2. Recently Hugo Chavez President of Venezula, shut down oil fields operated by foreign interests. He wants to make the fields a part of the Venezuelan government run oil industry. He doesn't like us. Hummm!

3. At present Iraq is producing only 900,000 bbl/day of crude. Far below pre- war levels.

4. The threat of Iran using oil as a bargaining chip in her desire to become a nuclear weapons power portends a reduction in supply.

5. Katrina Hurricane. Existing crude oil refineries are in the process of being repaired but are running only about 85 to 90 percent of capacity. When they are repaired they will not be able to process all the crude necessary to meet the growing U.S. demand. There hasn't been a new refinery built in this country in over 30 years. Why? Well that is another story.

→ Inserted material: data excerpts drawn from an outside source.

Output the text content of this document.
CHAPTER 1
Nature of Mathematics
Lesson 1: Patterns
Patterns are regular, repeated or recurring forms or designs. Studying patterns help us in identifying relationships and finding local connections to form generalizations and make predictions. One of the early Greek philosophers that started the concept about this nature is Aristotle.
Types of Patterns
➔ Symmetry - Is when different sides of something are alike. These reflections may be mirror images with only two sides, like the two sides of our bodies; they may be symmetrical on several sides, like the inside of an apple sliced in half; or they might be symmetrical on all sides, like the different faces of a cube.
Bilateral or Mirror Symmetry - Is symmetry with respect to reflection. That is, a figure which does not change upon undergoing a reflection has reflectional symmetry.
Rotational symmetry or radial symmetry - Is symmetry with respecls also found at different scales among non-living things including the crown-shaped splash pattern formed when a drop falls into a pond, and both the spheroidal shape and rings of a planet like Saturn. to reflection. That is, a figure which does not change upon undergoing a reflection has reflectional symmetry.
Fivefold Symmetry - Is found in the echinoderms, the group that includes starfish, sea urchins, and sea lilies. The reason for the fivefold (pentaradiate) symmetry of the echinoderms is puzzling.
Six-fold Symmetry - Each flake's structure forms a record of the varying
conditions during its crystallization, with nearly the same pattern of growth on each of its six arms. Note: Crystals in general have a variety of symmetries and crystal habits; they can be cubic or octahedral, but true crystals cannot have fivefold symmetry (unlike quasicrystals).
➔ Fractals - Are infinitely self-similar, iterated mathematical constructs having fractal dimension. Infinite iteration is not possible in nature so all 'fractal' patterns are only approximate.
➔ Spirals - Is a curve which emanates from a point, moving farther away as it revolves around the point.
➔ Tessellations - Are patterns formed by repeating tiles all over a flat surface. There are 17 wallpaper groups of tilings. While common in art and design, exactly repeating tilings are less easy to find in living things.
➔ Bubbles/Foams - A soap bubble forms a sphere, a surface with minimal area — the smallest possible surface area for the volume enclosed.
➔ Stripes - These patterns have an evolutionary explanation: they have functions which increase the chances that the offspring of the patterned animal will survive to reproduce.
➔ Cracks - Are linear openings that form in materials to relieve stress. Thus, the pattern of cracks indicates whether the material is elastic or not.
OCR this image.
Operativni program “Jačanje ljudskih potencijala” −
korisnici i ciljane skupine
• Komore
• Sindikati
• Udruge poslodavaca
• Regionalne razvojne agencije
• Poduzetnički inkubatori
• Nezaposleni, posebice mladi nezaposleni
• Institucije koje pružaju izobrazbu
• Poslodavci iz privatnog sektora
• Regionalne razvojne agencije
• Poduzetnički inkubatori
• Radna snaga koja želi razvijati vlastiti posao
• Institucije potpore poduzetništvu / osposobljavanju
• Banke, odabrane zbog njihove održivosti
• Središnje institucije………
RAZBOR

6. According to the Energy Information Administration of the U.S. Government, 9,105,000 barrels per day (382.4 million gallons/day) is consumption for U.S. transportation needs. Total U.S. petroleum consumption is 20,731,000 barrels/day. That is 20.7 million barrels! In one day! Yet U.S. Government regulations under the Corporation Average Fuel Economy act (CAFÉ) mandating miles/gallon of U.S. automobile manufactures has remained unchanged for the last 20 years.

The President and Congress, with an eye to the November elections, would like to achieve some near term relief. A $100.00 rebate to motorists was suggested. This is a ridiculous idea that would cost millions of dollars just to administrate and in the long run would not solve the problem. A gasoline tax holiday for a few months was suggested. Sure, until after the elections then back it goes. The President proposed to stop buying crude oil for the National Oil Reserve which is to be used only for emergencies. This would amount to about 150,000 bbls/day. Compared to the 2.7million bbl/day we use it's an empty gesture.

How can we solve this short term problem? We can't do much in the short term but hunker down, however the problem can be solved in the long term. Alternative energy sources are available. They need to be researched, tested, and implemented. This is not easy and is going to take a while. Perhaps a generation (20 years) is a very optimistic guess.

As democrats and Americans we need to lay it out before the voting public. We need to get behind a project like the Manhattan Project of WWll that developed the nuclear bomb. By utilizing alternate energy sources we can make America self sufficient for energy, clean up pollution, stop global warming, and provide jobs.

The Administration's solution, on the other hand, is to drill more holes in the ground, destroy the fragile Alaskan tundra, make "Big Oil' more profits, increase pollution and global warming, and drive small businesses into bankruptcy because of high gasoline prices.

If you have read this far I congratulate you. This energy thing is so important and complicated it can't be dealt with in a few short paragraphs. In the near future I intend to research the various alternative sources of energy and report the pros and cons of many of them.